Key principles to reinforce:
- Configuration over coding: In AUTOSAR and automotive middleware environments, correctness is largely determined by ARXML configuration, not application code. A correctly implemented algorithm can produce wrong results due to a single misconfigured parameter.
- Traceability as a first-class concern: Every configuration decision should be traceable to a requirement, safety goal, or architecture decision. Undocumented configuration choices are a common source of regression defects when ECUs are updated.
- Cross-module dependencies: In tightly integrated automotive software stacks, changing one module's configuration often requires corresponding updates in dependent modules. Always perform a dependency impact analysis before submitting configuration changes.
🏭 How This Topic Appears in Production Projects
- Project integration phase: The concepts covered in this lesson are most commonly encountered during ECU integration testing — when multiple software components from different teams are combined for the first time. Issues that were invisible in unit tests frequently surface at this stage.
- Supplier/OEM interface: This is a topic that frequently appears in technical discussions between Tier-1 ECU suppliers and OEM system integrators. Engineers who can speak fluently about these details earn credibility and are often brought into critical design review meetings.
- Automotive tool ecosystem: Vector CANoe/CANalyzer, dSPACE tools, and ETAS INCA are the standard tools used to validate and measure the correct behaviour of the systems described in this lesson. Familiarity with these tools alongside the conceptual knowledge dramatically accelerates debugging in real projects.

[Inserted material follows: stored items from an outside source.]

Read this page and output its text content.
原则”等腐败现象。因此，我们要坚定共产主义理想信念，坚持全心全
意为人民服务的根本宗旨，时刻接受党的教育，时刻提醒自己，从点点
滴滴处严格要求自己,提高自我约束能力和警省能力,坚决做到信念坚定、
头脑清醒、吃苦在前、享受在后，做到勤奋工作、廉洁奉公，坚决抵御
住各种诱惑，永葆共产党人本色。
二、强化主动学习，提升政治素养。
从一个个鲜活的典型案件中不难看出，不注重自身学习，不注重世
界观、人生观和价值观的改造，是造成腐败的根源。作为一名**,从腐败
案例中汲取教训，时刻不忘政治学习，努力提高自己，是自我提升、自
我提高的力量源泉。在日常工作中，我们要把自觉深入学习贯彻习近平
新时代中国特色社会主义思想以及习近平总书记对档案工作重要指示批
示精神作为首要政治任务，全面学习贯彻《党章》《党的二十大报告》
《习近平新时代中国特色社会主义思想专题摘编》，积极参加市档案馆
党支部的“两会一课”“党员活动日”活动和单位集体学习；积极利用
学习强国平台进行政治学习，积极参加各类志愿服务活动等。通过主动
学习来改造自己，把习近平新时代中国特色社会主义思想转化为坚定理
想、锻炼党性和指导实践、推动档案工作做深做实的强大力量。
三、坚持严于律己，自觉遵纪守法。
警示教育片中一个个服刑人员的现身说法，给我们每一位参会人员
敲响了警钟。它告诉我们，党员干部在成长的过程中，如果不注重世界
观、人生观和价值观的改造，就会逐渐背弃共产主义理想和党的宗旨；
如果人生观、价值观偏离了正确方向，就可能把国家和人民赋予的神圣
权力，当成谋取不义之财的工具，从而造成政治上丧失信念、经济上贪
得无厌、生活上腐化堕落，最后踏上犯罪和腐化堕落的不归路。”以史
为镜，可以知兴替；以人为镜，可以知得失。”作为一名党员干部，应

⚠️ Common Mistakes and How to Avoid Them
- Assuming default configuration is correct: Automotive software tools ship with default configurations that are designed to compile and link, not to meet project-specific requirements. Every configuration parameter needs to be consciously set. 'It compiled' is not the same as 'it is correctly configured'.
- Skipping documentation of configuration rationale: In a 3-year ECU project with team turnover, undocumented configuration choices become tribal knowledge that disappears when engineers leave. Document why a parameter is set to a specific value, not just what it is set to.
- Testing only the happy path: Automotive ECUs must behave correctly under fault conditions, voltage variations, and communication errors. Always test the error handling paths as rigorously as the nominal operation. Many production escapes originate in untested error branches.
- Version mismatches between teams: In a multi-team project, the BSW team, SWC team, and system integration team may use different versions of the same ARXML file. Version management of all ARXML files in a shared repository is mandatory, not optional.
📊 Industry Note
Engineers who master both the theoretical concepts and the practical toolchain skills covered in this course are among the most sought-after professionals in the automotive software industry. The combination of AUTOSAR standards knowledge, safety engineering understanding, and hands-on configuration experience commands premium salaries at OEMs and Tier-1 suppliers globally.